Auch die Bären haben rasch herausgefunden wie man Bienenstöcke plündert. Amerika ist trotzdem über Millionen Jahre ganz gut ohne Bienen zurecht gekommen, schliesslich gibt es Milliarden anderer Insekten und den Wind, um normalerweise die Bestäubung zu übernehmen. Das Einstein-Zitat ist also erfunden wie das israelische Einstein-Institut auf Anfrage geklärt hat. Einstein hat das Bienensprüchlein nie gesagt.

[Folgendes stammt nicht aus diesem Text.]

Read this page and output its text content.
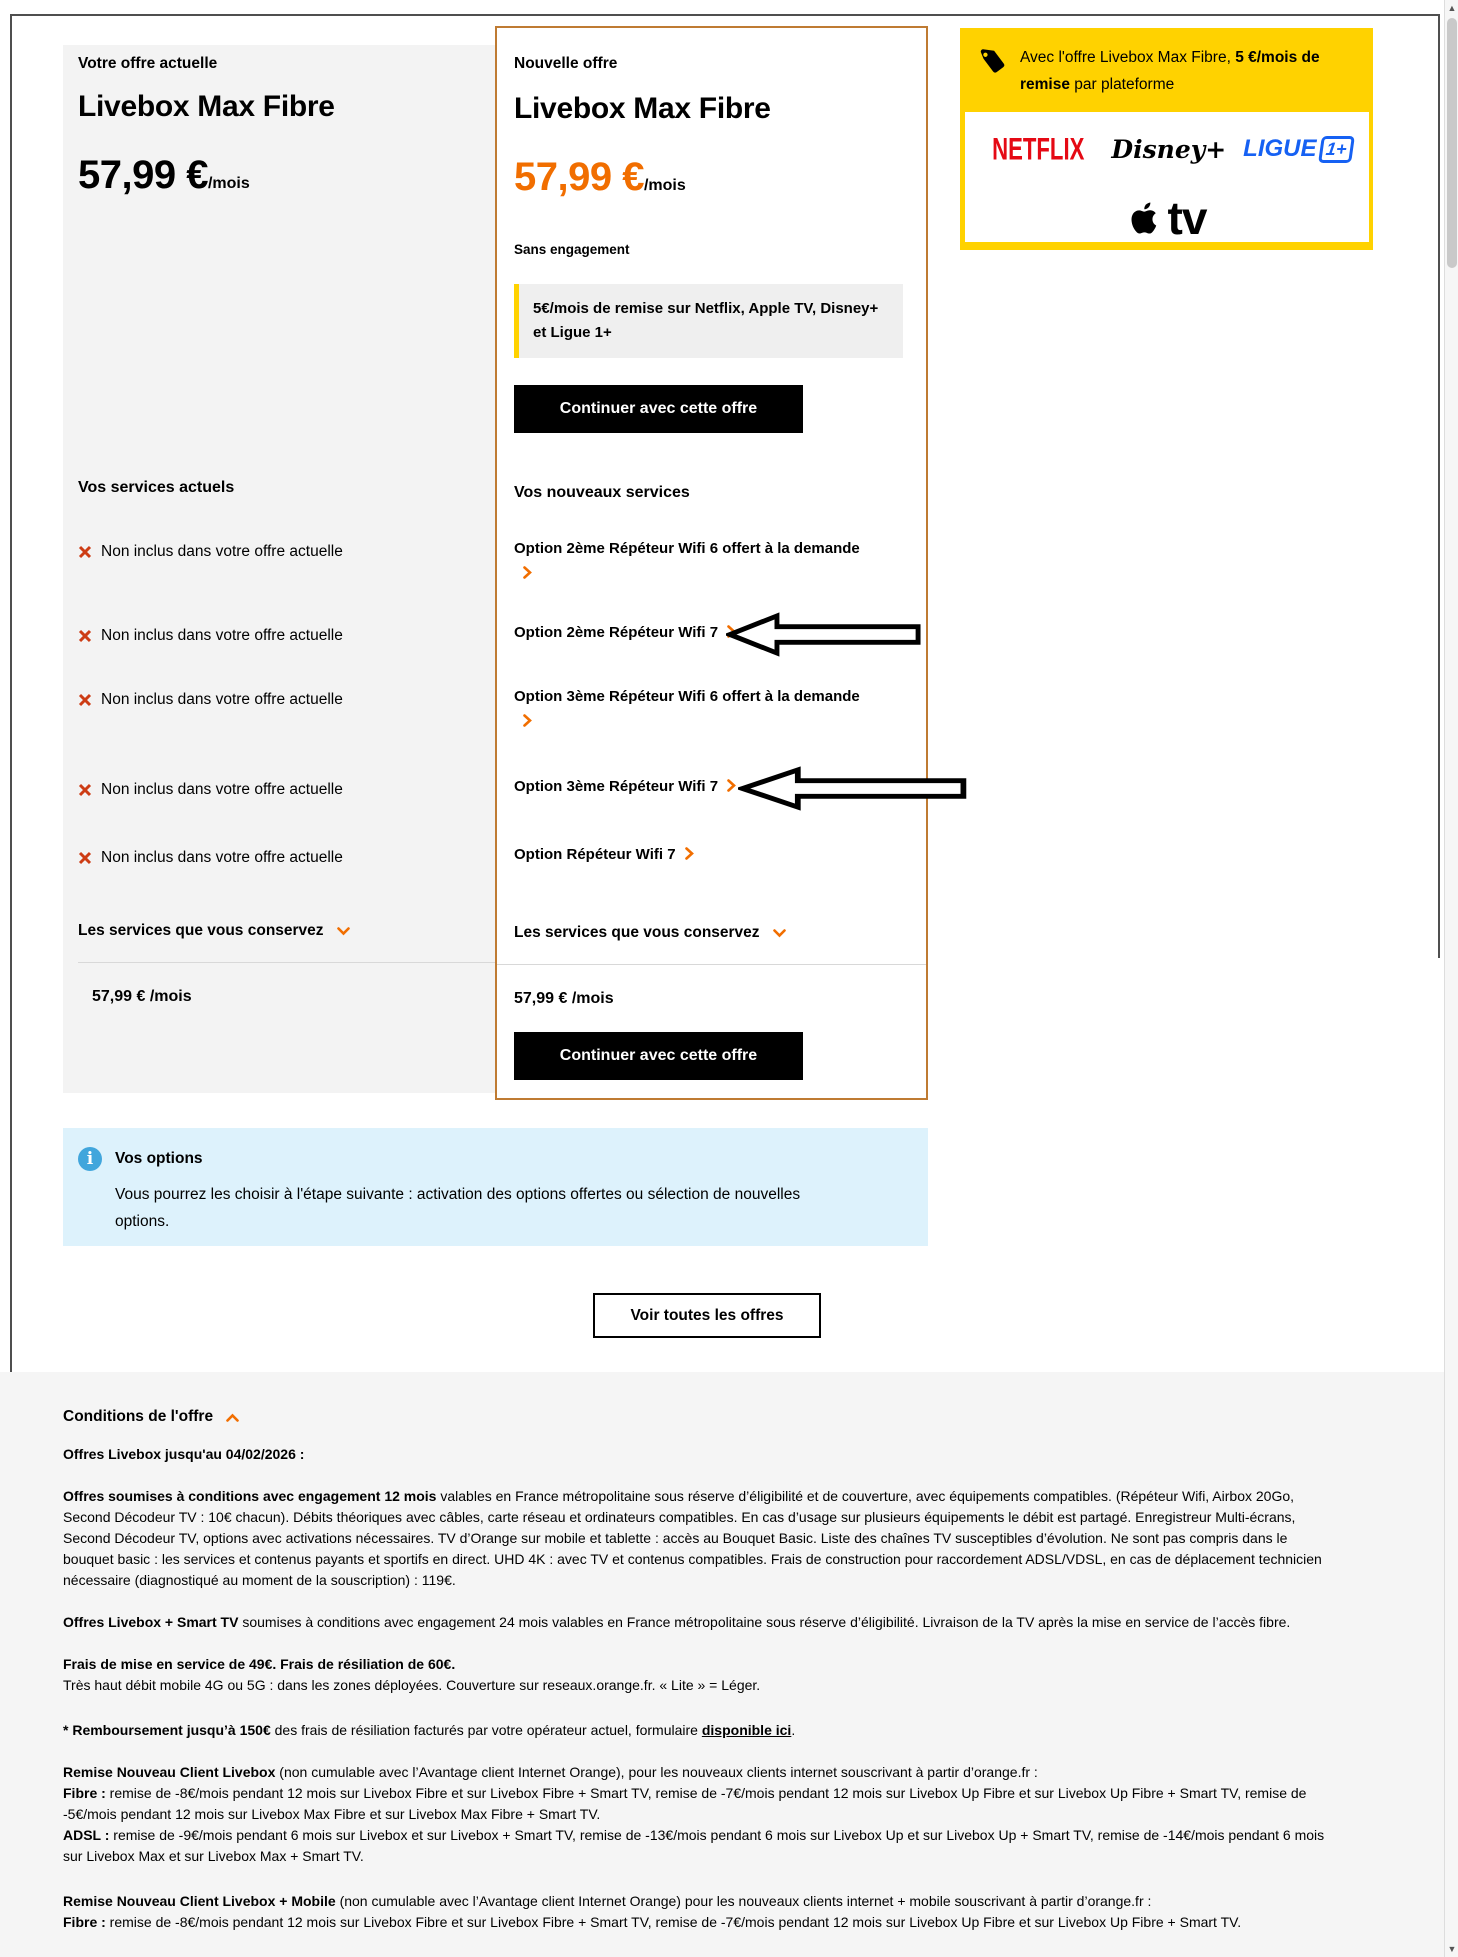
Votre offre actuelle
Livebox Max Fibre
57,99 €/mois
Vos services actuels
Non inclus dans votre offre actuelle
Non inclus dans votre offre actuelle
Non inclus dans votre offre actuelle
Non inclus dans votre offre actuelle
Non inclus dans votre offre actuelle
Les services que vous conservez
57,99 € /mois
Nouvelle offre
Livebox Max Fibre
57,99 €/mois
Sans engagement
5€/mois de remise sur Netflix, Apple TV, Disney+ et Ligue 1+
Continuer avec cette offre
Vos nouveaux services
Option 2ème Répéteur Wifi 6 offert à la demande
Option 2ème Répéteur Wifi 7
Option 3ème Répéteur Wifi 6 offert à la demande
Option 3ème Répéteur Wifi 7
Option Répéteur Wifi 7
Les services que vous conservez
57,99 € /mois
Continuer avec cette offre
Avec l'offre Livebox Max Fibre, 5 €/mois de remise par plateforme
NETFLIX Disney+ LIGUE 1+
tv
i	Vos options
Vous pourrez les choisir à l'étape suivante : activation des options offertes ou sélection de nouvelles options.
Voir toutes les offres
Conditions de l'offre

Offres Livebox jusqu'au 04/02/2026 :

Offres soumises à conditions avec engagement 12 mois valables en France métropolitaine sous réserve d’éligibilité et de couverture, avec équipements compatibles. (Répéteur Wifi, Airbox 20Go, Second Décodeur TV : 10€ chacun). Débits théoriques avec câbles, carte réseau et ordinateurs compatibles. En cas d’usage sur plusieurs équipements le débit est partagé. Enregistreur Multi-écrans, Second Décodeur TV, options avec activations nécessaires. TV d’Orange sur mobile et tablette : accès au Bouquet Basic. Liste des chaînes TV susceptibles d’évolution. Ne sont pas compris dans le bouquet basic : les services et contenus payants et sportifs en direct. UHD 4K : avec TV et contenus compatibles. Frais de construction pour raccordement ADSL/VDSL, en cas de déplacement technicien nécessaire (diagnostiqué au moment de la souscription) : 119€.

Offres Livebox + Smart TV soumises à conditions avec engagement 24 mois valables en France métropolitaine sous réserve d’éligibilité. Livraison de la TV après la mise en service de l’accès fibre.

Frais de mise en service de 49€. Frais de résiliation de 60€.
Très haut débit mobile 4G ou 5G : dans les zones déployées. Couverture sur reseaux.orange.fr. « Lite » = Léger.

* Remboursement jusqu’à 150€ des frais de résiliation facturés par votre opérateur actuel, formulaire disponible ici.

Remise Nouveau Client Livebox (non cumulable avec l’Avantage client Internet Orange), pour les nouveaux clients internet souscrivant à partir d’orange.fr :
Fibre : remise de -8€/mois pendant 12 mois sur Livebox Fibre et sur Livebox Fibre + Smart TV, remise de -7€/mois pendant 12 mois sur Livebox Up Fibre et sur Livebox Up Fibre + Smart TV, remise de -5€/mois pendant 12 mois sur Livebox Max Fibre et sur Livebox Max Fibre + Smart TV.
ADSL : remise de -9€/mois pendant 6 mois sur Livebox et sur Livebox + Smart TV, remise de -13€/mois pendant 6 mois sur Livebox Up et sur Livebox Up + Smart TV, remise de -14€/mois pendant 6 mois sur Livebox Max et sur Livebox Max + Smart TV.

Remise Nouveau Client Livebox + Mobile (non cumulable avec l’Avantage client Internet Orange) pour les nouveaux clients internet + mobile souscrivant à partir d’orange.fr :
Fibre : remise de -8€/mois pendant 12 mois sur Livebox Fibre et sur Livebox Fibre + Smart TV, remise de -7€/mois pendant 12 mois sur Livebox Up Fibre et sur Livebox Up Fibre + Smart TV.

▲
▼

Trotzdem wollen wir den Bienen alles Gute wünschen, schliesslich sind sie Industrietiere geworden. Industriell produzierenden Bauern, inklusive der Biobauern, sind heute von den Bienen für einen hohen Ertrag abhängig. Genau so wie andere Haustiere und Hauspflanzen ebenfalls von uns abhängig sind. Daher macht es eben manchmal Sinn, einem Bienenvolk mit einem Antibiotikum zu helfen, oder gar einem Apfelbaum. Tut man aber so, als sei jede vernünftige Hilfe nicht „biokonform“, riskiert man eben Bienenvölker zu verlieren oder unnötig Apfelbäume dem Feuerbrand zu opfern. Dass die „Biospritzmittel“ beim Feuerbrand versagt haben, ist nun wohl jedem klar. Hoffen wir, dass trotzdem Bioungläubige in Zukunft ihr Apfelmus mit Honig süssen können.